The election was the first direct regency election in Bekasi since the introduction of the 2005 local election law.

== Candidates ==
This election was contested by six candidates together with their running mate.

| # | Candidate | Running mate | Parties |
|---|---|---|---|
| 1 | Sa'duddin Speaker of Bekasi Regional People's Representative Council (2004 – 2007) | Darip Mulyana Expert Staff to the Regent of Bekasi | Prosperous Justice Party |
| 2 | Saleh Manaf Regent of Bekasi (2004 – 2006) | Omin Basuki | United Development Party |
| 3 | Memet Rochamat Regional Secretary of Bekasi (1999 – 2003) | Jejen Sayuti Member of Bekasi Regional People's Representative Council (2004 – 2009) | Indonesian Democratic Party of Struggle |
| 4 | Wikanda Darmawijaya Regent of Bekasi (1998 – 2004) | Daeng Muhammad Member of Bekasi Regional People's Representative Council (2004 – 2009) | National Mandate Party |
| 5 | Nachrowi Solihin Member of Bekasi Regional People's Representative Council (2004 – 2009) | Solihin Sari Vice Regent of Bekasi (2004 – 2006) | Golkar |
| 6 | Munawar Fuad Special Staff to the Minister of Communication and Informatics | Adhy Firdaus | Democratic Party National Awakening Party |

== Debate and election day ==
Debates for the regency election was held on 1 March, with all six pairs attending the debate. The debate was moderated by communication expert Effendi Ghazali, with panelists including Anies Baswedan, Denny Indrayana, and Hadar Gumay.

During the debate, the candidates faced criticism during a debate for starting late and having high-level, non-specific programs. The debate mostly focused on economic equality, investment support, poverty alleviation, public service improvement, employment, and affordable education.

Elections were held simultaneously all over Bekasi on 11 March 2007, with polling stations opening at 7 AM. The police chief of Bekasi deployed 3,100 personnels to secure the election.

== Results ==
The final results of the regency election were announced in a plenary session of the electoral commission on 16 March. The electoral desk of the Bekasi's regency office and the Sa'duddin-Darip team pair announced their own quick counts, with results similar to the final count. The final vote count process by the electoral commission were marred with protests from the losing candidates, with demands to stop the count.

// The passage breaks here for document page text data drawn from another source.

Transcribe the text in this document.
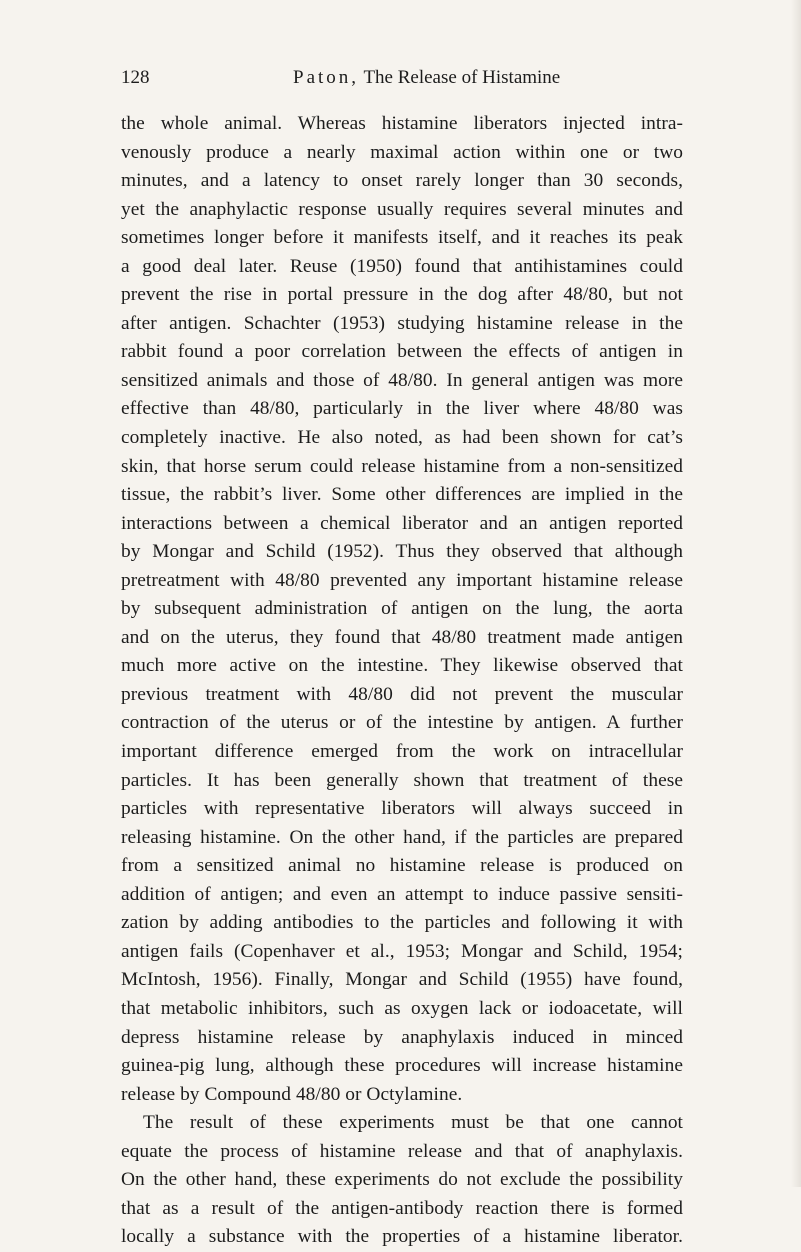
128	Paton, The Release of Histamine
the whole animal. Whereas histamine liberators injected intra-
venously produce a nearly maximal action within one or two
minutes, and a latency to onset rarely longer than 30 seconds,
yet the anaphylactic response usually requires several minutes and
sometimes longer before it manifests itself, and it reaches its peak
a good deal later. Reuse (1950) found that antihistamines could
prevent the rise in portal pressure in the dog after 48/80, but not
after antigen. Schachter (1953) studying histamine release in the
rabbit found a poor correlation between the effects of antigen in
sensitized animals and those of 48/80. In general antigen was more
effective than 48/80, particularly in the liver where 48/80 was
completely inactive. He also noted, as had been shown for cat’s
skin, that horse serum could release histamine from a non-sensitized
tissue, the rabbit’s liver. Some other differences are implied in the
interactions between a chemical liberator and an antigen reported
by Mongar and Schild (1952). Thus they observed that although
pretreatment with 48/80 prevented any important histamine release
by subsequent administration of antigen on the lung, the aorta
and on the uterus, they found that 48/80 treatment made antigen
much more active on the intestine. They likewise observed that
previous treatment with 48/80 did not prevent the muscular
contraction of the uterus or of the intestine by antigen. A further
important difference emerged from the work on intracellular
particles. It has been generally shown that treatment of these
particles with representative liberators will always succeed in
releasing histamine. On the other hand, if the particles are prepared
from a sensitized animal no histamine release is produced on
addition of antigen; and even an attempt to induce passive sensiti-
zation by adding antibodies to the particles and following it with
antigen fails (Copenhaver et al., 1953; Mongar and Schild, 1954;
McIntosh, 1956). Finally, Mongar and Schild (1955) have found,
that metabolic inhibitors, such as oxygen lack or iodoacetate, will
depress histamine release by anaphylaxis induced in minced
guinea-pig lung, although these procedures will increase histamine
release by Compound 48/80 or Octylamine.
The result of these experiments must be that one cannot
equate the process of histamine release and that of anaphylaxis.
On the other hand, these experiments do not exclude the possibility
that as a result of the antigen-antibody reaction there is formed
locally a substance with the properties of a histamine liberator.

Sa'duddin and Darip Mulyana were declared as winners of the election, securing a majority in 15 out of 23 subdistricts in Bekasi. The pair also won a significant majority in densely populated subdistricts such as Cibitung, South Tambun, and North Tambun.

| Candidate |  | Running mate | Party | Votes | % |
|  | Sa'duddin | Darip Mulyana | Prosperous Justice Party | 195,857 | 25.05 |
|  | Wikanda Darmawijaya | Daeng Muhammad | National Mandate Party | 87,313 | 11.17 |
|  | Saleh Manaf | Omin Basuki | United Development Party | 143,248 | 18.32 |
|  | Memet Rochamat | Jejen Sayuti | Indonesian Democratic Party of Struggle | 144,181 | 18.44 |
|  | Nachrowi Solihin | Solihin Sari | Golongan Karya | 113,058 | 14.46 |
|  | Munawar Fuad | Adhy Firdaus | Democratic Party-National Awakening Party | 98,080 | 12.55 |
| Total |  |  |  | 781,737 | 100.00 |
| Valid votes |  |  |  | 781,737 | 99.28 |
| Invalid/blank votes |  |  |  | 5,673 | 0.72 |
| Total votes |  |  |  | 787,410 | 100.00 |
| Registered voters/turnout |  |  |  | 1,459,369 | 53.96 |
Source: Kompas (2007), General Elections Commission

== Aftermath ==
After the results were announced, the electoral commission handed over the results to the Bekasi Regional People's Representative Council on 23 March. A legal challenge was later filed by the campaign team of Memet Rochamat-Jejen Sayuti, alleging irregularities in the vote counting process. However, the case was rejected by the court due to a lack of evidence. Sa'duddin-Darip was installed as regent and vice regent of Bekasi on 14 May 2007.

The election process costed the Bekasi government an estimated 21,2 billion rupiahs.